Jeff Mayberry, portfolio manager of the DoubleLine Strategic Commodity fund, thinks May’s inflation numbers will be the highest for the remainder of the year and remains bullish on oil, which hit a multi-year high on Friday. He sees the commodity benefiting from economic growth.

“The market was looking for a reason for inflation to be transitory and they got it,” Mayberry said of May’s inflation number, noting that some of the larger contributors came from short-term factors such as a spike in the price of rental cars.

Ernesto Ramos, chief investment officer at BMO Global Asset Management, also sees price rises as transitory. He cites a drop in lumber prices from May’s high that suggests supply chain bottlenecks will subside and “give us another reason to believe that inflation will remain under control.” Lumber prices are down more than 40% from record highs hit in early May.

REASONS TO WORRY

While the majority of investors believe inflation is transitory, according to a Bank of America fund manager survey, worries remain.

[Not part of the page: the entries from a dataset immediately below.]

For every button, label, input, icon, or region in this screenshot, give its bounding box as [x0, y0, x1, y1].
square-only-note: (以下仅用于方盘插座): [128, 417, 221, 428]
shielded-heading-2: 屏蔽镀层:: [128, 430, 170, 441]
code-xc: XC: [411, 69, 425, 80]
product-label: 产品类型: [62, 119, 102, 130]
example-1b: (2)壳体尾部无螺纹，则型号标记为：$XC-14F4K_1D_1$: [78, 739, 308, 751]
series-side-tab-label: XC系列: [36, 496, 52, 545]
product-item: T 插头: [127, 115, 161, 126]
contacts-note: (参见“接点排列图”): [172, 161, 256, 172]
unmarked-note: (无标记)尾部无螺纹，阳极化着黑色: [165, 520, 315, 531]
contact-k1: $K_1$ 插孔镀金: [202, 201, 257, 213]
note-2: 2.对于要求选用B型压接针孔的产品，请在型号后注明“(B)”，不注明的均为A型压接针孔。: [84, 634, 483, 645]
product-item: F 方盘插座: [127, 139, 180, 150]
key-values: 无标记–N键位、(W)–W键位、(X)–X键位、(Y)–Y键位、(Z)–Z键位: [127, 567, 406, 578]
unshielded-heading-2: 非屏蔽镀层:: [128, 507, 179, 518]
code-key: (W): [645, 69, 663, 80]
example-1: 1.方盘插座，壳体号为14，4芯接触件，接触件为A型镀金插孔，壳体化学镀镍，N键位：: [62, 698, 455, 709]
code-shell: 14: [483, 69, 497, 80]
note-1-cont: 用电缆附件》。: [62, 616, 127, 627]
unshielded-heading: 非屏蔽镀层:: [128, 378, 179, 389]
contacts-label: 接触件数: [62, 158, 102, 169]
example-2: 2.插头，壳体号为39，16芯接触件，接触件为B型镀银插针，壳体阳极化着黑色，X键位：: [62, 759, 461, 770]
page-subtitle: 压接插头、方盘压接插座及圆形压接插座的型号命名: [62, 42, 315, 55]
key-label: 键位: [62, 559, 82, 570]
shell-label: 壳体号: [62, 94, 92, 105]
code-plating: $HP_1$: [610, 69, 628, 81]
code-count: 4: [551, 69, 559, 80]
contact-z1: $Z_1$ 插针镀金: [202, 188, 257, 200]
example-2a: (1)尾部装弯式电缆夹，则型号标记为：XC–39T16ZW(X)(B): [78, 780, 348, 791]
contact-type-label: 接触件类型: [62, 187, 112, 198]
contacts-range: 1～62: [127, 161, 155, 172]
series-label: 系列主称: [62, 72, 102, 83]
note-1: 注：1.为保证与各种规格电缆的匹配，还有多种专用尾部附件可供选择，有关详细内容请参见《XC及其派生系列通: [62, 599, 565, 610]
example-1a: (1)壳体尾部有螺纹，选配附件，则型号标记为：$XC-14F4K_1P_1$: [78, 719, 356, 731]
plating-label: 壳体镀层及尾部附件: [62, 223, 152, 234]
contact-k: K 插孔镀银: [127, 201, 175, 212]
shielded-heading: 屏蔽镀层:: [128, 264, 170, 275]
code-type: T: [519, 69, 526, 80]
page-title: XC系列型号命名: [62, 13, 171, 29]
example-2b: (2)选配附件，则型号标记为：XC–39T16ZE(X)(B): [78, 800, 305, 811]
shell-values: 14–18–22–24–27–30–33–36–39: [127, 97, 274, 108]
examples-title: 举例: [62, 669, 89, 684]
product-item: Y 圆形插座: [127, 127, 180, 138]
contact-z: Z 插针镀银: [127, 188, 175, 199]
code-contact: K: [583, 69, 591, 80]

“Inflation has been the most discussed topic with clients for weeks, bordering on obsession,” wrote analysts at Morgan Stanley led by Michael Wilson. Those analysts think the rate of change on inflation is peaking.

Greg Wilensky, head of U.S. Fixed Income at Janus Henderson, said he has been buying more Treasury-Inflation Protected Securities as the break-even rate – a measure of expected inflation in the bond market – has retreated to near its February levels.

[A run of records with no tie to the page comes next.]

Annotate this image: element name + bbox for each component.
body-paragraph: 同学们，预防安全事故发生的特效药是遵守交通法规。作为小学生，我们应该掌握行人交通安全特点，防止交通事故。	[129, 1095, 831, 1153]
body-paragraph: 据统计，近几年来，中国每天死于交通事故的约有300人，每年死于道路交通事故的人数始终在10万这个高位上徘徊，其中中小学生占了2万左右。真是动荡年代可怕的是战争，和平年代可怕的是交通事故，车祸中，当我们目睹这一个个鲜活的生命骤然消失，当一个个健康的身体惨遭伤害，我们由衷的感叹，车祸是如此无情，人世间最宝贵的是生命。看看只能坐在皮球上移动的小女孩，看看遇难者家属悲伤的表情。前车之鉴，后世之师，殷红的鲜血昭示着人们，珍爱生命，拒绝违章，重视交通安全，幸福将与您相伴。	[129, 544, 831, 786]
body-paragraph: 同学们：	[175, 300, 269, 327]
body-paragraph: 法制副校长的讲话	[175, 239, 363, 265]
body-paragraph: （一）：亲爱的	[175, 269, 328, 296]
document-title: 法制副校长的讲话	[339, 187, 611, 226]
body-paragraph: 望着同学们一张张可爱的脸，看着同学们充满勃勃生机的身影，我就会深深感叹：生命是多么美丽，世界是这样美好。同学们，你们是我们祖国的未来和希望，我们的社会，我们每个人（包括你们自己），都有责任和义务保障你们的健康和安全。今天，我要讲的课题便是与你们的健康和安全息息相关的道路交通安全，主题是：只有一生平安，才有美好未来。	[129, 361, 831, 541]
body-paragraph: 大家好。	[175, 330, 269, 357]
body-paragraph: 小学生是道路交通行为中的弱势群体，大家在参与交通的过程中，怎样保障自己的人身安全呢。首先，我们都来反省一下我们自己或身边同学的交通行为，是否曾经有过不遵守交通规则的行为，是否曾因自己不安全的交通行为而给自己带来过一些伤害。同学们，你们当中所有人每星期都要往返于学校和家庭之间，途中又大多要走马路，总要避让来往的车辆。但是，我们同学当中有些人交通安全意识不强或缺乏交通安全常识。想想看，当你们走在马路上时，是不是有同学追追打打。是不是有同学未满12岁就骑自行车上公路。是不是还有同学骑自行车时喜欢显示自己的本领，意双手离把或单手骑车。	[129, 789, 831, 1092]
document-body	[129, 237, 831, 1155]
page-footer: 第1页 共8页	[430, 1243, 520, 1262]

While he is not “changing my base case” that high inflation will prove to be transitory, “the risks around the base case continue to skew toward the upside on inflation,” given the persistent difficulties companies are having hiring lower-paid workers, Wilensky said.

The Fed’s statement could give important clues.

“I’m going to watch the Fed on Wednesday and if they treat these numbers with nonchalance it is a green light to bet heavily on the inflation trade,” Paul Tudor Jones of Tudor Investment Corp told CNBC on Monday. He said he would be “really concerned arguing that inflation is transitory” with inventories at a “record low” while demand is “screaming.”

Morgan Stanley Chief Executive James Gorman told CNBC on Monday that “my gut tells me that this economy is recovering faster, inflation is moving quicker and inflation may not be as transitory as we all expect.” He cited the global economic recovery and record levels of fiscal and monetary support.

“Even if investors disagree with the Fed’s often-stated mantra that inflation is just transitory, they have learned to respect the massive influence the world’s most powerful central bank has when possessing such conviction that is not even ‘thinking about thinking’ about easing its foot off the stimulus accelerator,” said Mohamed El-Erian, chief economic adviser at Allianz. “The resulting comfort with continued ultra-loose financial conditions is supportive in the short run of elevated stock prices and low yields.”